Proper cleaning also will help to reduce the chance of skin infections and other build up on the foot.
Making use of footwear that provides maximum air ventilation can help to reduce sweating, which in turn limits its effect on stinky feet. Open toed footwear or sandals that allow the foot to breathe are ideal, however can’t be worn at all times for a number of reasons. If using boots or enclosed shoes, loosening the laces and even removing them for periods of time during the day can help to reduce sweating.

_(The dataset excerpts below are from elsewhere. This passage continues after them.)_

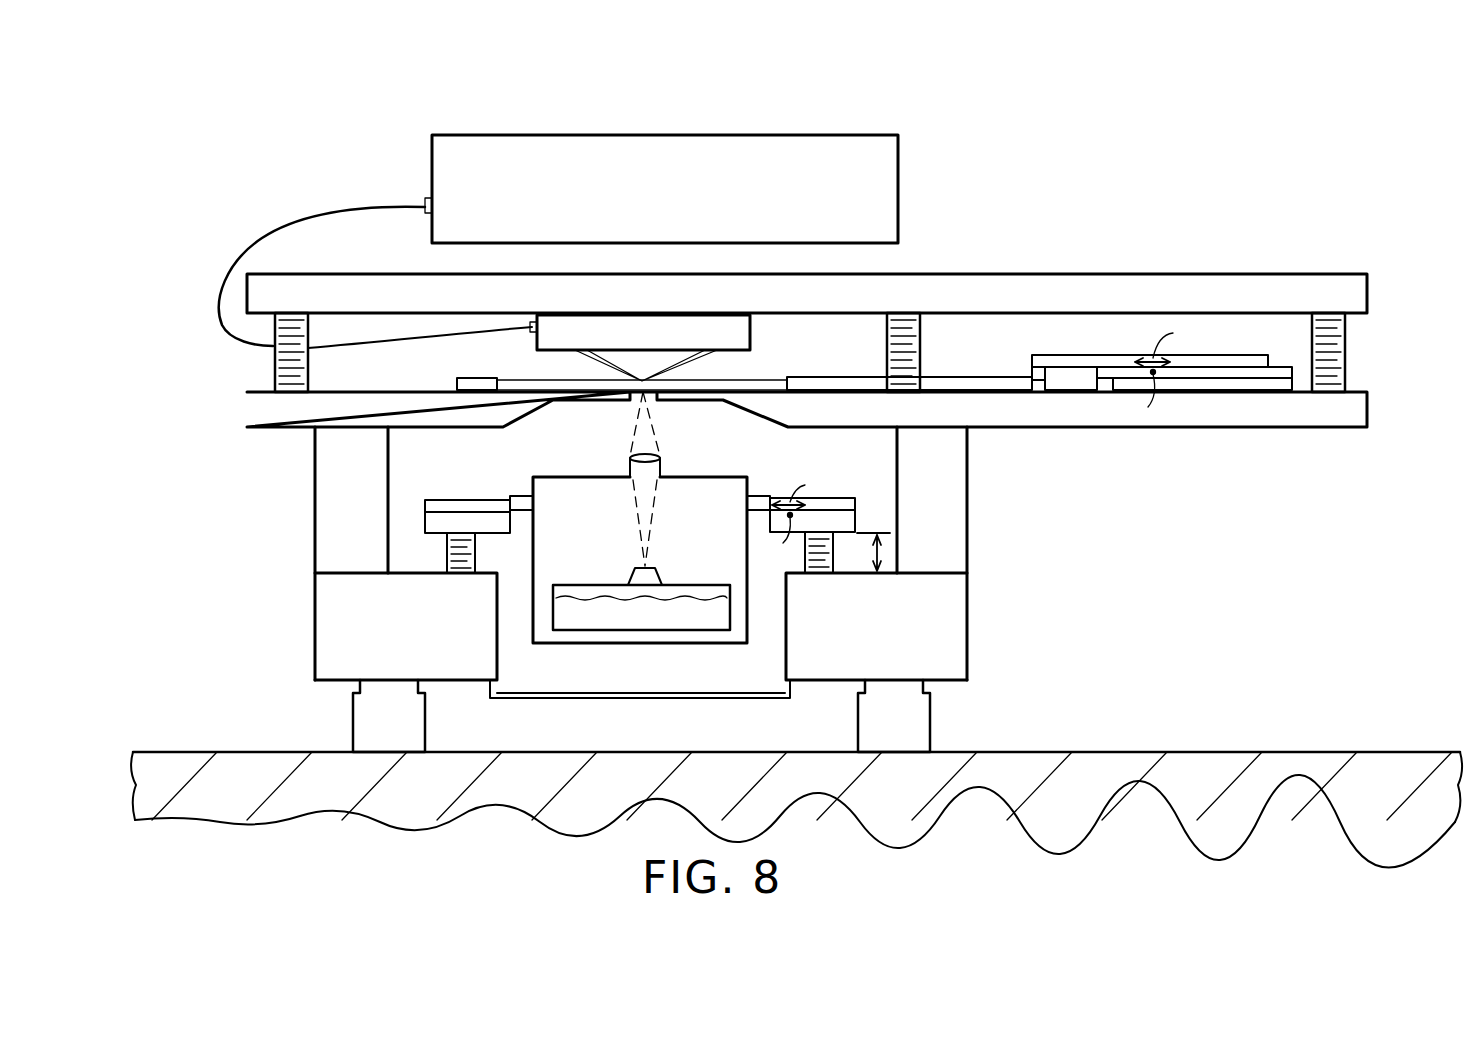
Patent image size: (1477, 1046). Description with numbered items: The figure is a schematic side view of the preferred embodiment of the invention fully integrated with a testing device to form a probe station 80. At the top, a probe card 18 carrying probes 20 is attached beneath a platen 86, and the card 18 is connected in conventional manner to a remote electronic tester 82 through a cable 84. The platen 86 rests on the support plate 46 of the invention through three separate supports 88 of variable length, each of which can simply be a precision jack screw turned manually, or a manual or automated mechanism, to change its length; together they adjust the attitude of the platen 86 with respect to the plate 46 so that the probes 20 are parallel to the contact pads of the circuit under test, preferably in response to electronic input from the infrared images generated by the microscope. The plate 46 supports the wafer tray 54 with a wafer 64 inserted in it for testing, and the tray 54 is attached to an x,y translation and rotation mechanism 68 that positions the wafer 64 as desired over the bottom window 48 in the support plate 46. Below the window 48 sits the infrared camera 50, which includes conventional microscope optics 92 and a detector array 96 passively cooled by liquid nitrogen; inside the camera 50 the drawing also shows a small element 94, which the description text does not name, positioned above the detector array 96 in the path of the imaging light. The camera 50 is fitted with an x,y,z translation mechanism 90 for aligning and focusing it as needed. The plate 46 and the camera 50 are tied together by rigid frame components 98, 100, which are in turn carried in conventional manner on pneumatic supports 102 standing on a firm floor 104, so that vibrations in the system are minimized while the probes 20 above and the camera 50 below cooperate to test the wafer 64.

The probe card 18 is at (615, 328).
The probes 20 is at (683, 360).
The support plate 46 is at (260, 407).
The bottom window 48 is at (648, 397).
The infrared camera 50 is at (735, 488).
The wafer tray 54 is at (477, 377).
The wafer 64 is at (558, 375).
The x,y translation and rotation mechanism 68 is at (1115, 355).
The probe station 80 is at (1137, 145).
The remote electronic tester 82 is at (810, 155).
The cable 84 is at (298, 220).
The platen 86 is at (1095, 297).
The supports of variable length 88 is at (275, 365).
The x,y,z translation mechanism 90 is at (842, 497).
The microscope optics 92 is at (630, 458).
The sample 94 is at (628, 582).
The detector array 96 is at (677, 613).
The rigid frame components 98 is at (947, 617).
The rigid frame components 100 is at (948, 505).
The pneumatic supports 102 is at (915, 722).
The firm floor 104 is at (1200, 770).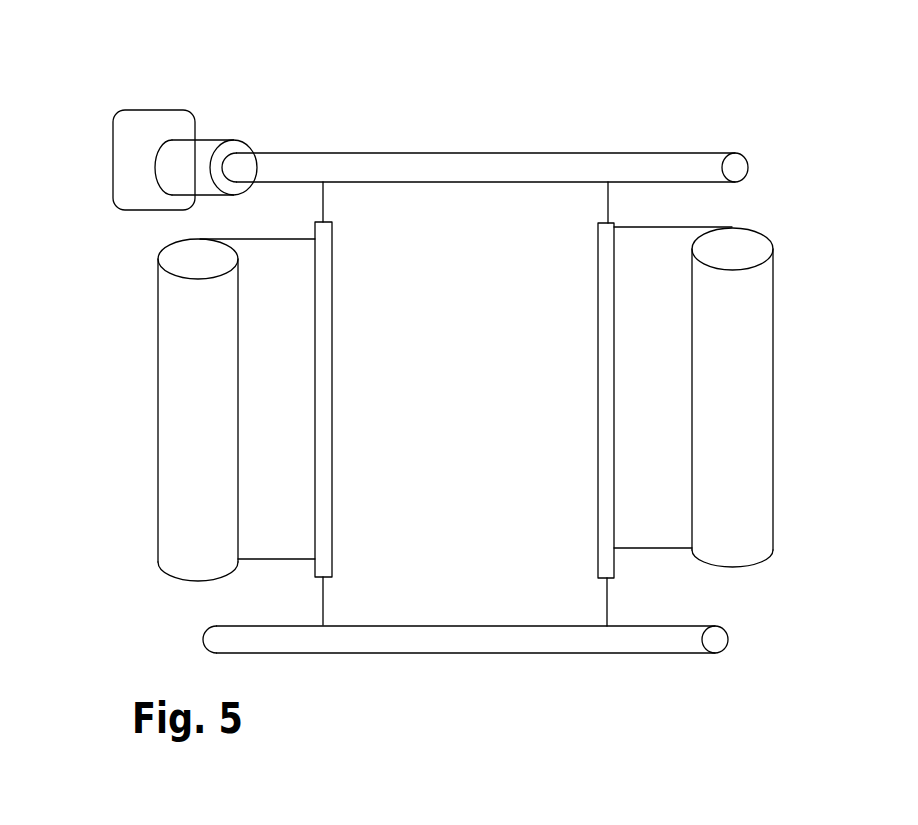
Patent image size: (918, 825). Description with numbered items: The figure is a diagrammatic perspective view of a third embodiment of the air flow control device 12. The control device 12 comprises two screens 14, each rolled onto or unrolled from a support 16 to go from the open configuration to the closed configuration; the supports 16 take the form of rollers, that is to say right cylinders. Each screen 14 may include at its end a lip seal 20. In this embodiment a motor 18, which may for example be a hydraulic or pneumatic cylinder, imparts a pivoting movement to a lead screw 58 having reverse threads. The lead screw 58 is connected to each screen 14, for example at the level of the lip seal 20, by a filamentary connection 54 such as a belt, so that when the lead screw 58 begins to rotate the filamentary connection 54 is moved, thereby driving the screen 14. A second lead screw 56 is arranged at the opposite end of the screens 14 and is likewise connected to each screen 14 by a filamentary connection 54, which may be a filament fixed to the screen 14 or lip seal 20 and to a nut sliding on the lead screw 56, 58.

The control device 12 is at (145, 305).
The screen 14 is at (277, 467).
The support 16 is at (210, 407).
The motor 18 is at (143, 132).
The lip seal 20 is at (323, 315).
The filamentary connection 54 is at (608, 203).
The second lead screw 56 is at (207, 148).
The lead screw 58 is at (415, 153).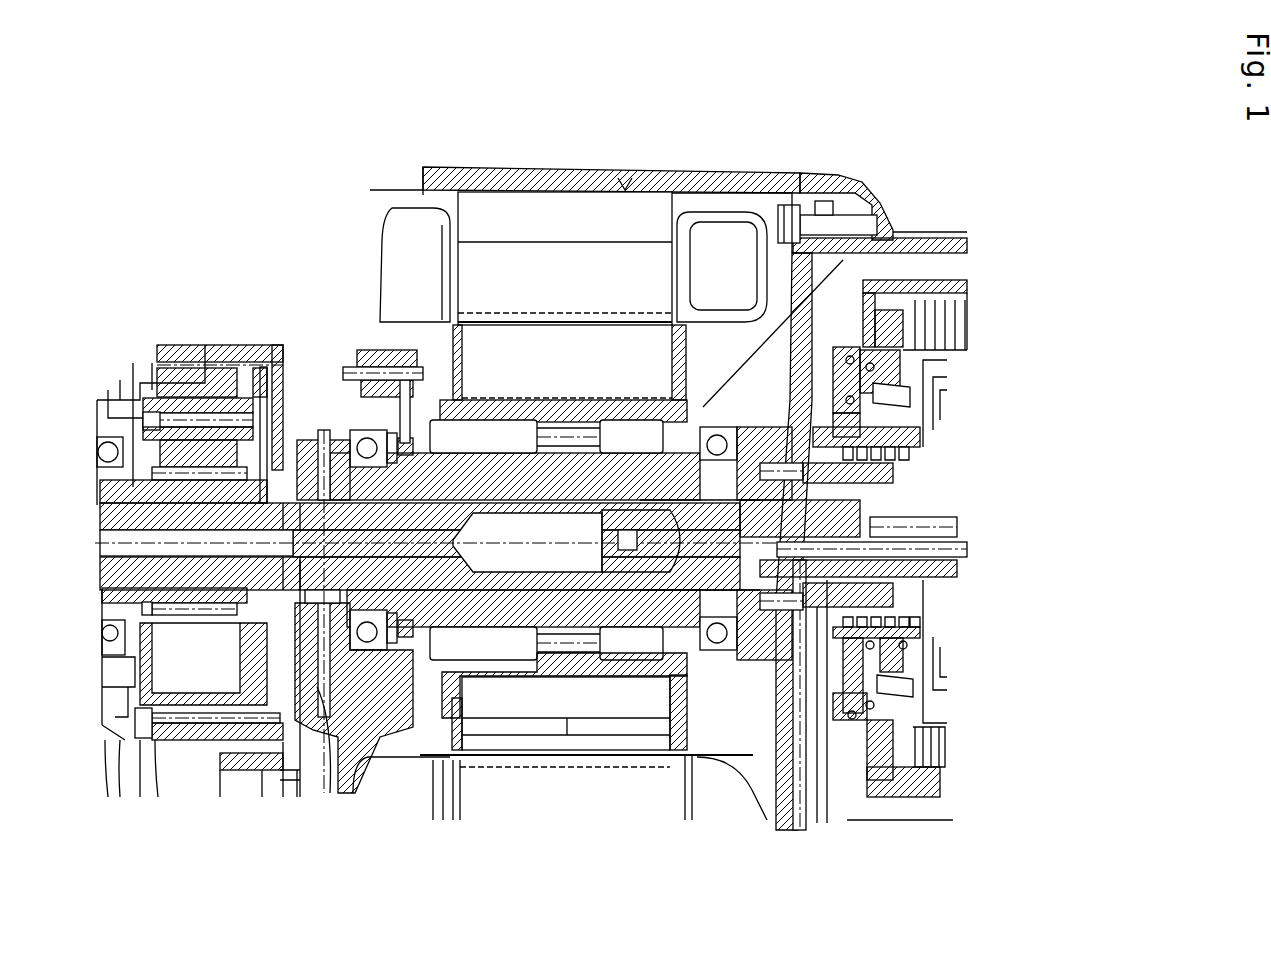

In addition, socks that use materials which are able to pull moisture away from the skin, or are able to maintain a relatively consistent temperature can help to reduce foot odor by limiting sweat. There are both natural fiber as well as synthetic materials which work well to control foot perspiration. Socks made of wool, alpaca, silk, bamboo, acrylic and nylon are recommended.
Foot Powder & Deodorant
One of the most common methods for reducing foot odor and sweat, powders work as both a sweat absorbent as well as a method to control bacteria growth. By limiting both of these factors, it creates a less than ideal environment for stinky feet to occur.
Chlorophyllin has been used for many years as a method to reduce odor. Made from natural chlorophyll, it takes a different approach in comparison to conventional foot odor remedies. Rather than fighting odor on the surface of the skin, it works by absorbing odor compounds beneath it.
Because it is water soluble, it has the unique ability of being able to bind to odor compounds such as sulfides, and neutralize them before they are released from the skin. Many people have reported great success when using chlorophyllin supplements to eliminate foot odor.
Well Balanced Diet
Maintaining a balanced diet can help to reduce foot odor by limiting the amount of sulfides and other odor compounds that the body takes in. An evenly distributed meal of protein, carbohydrates and vegetables are highly recommended not only to reduce foot odor, but for overall health as well.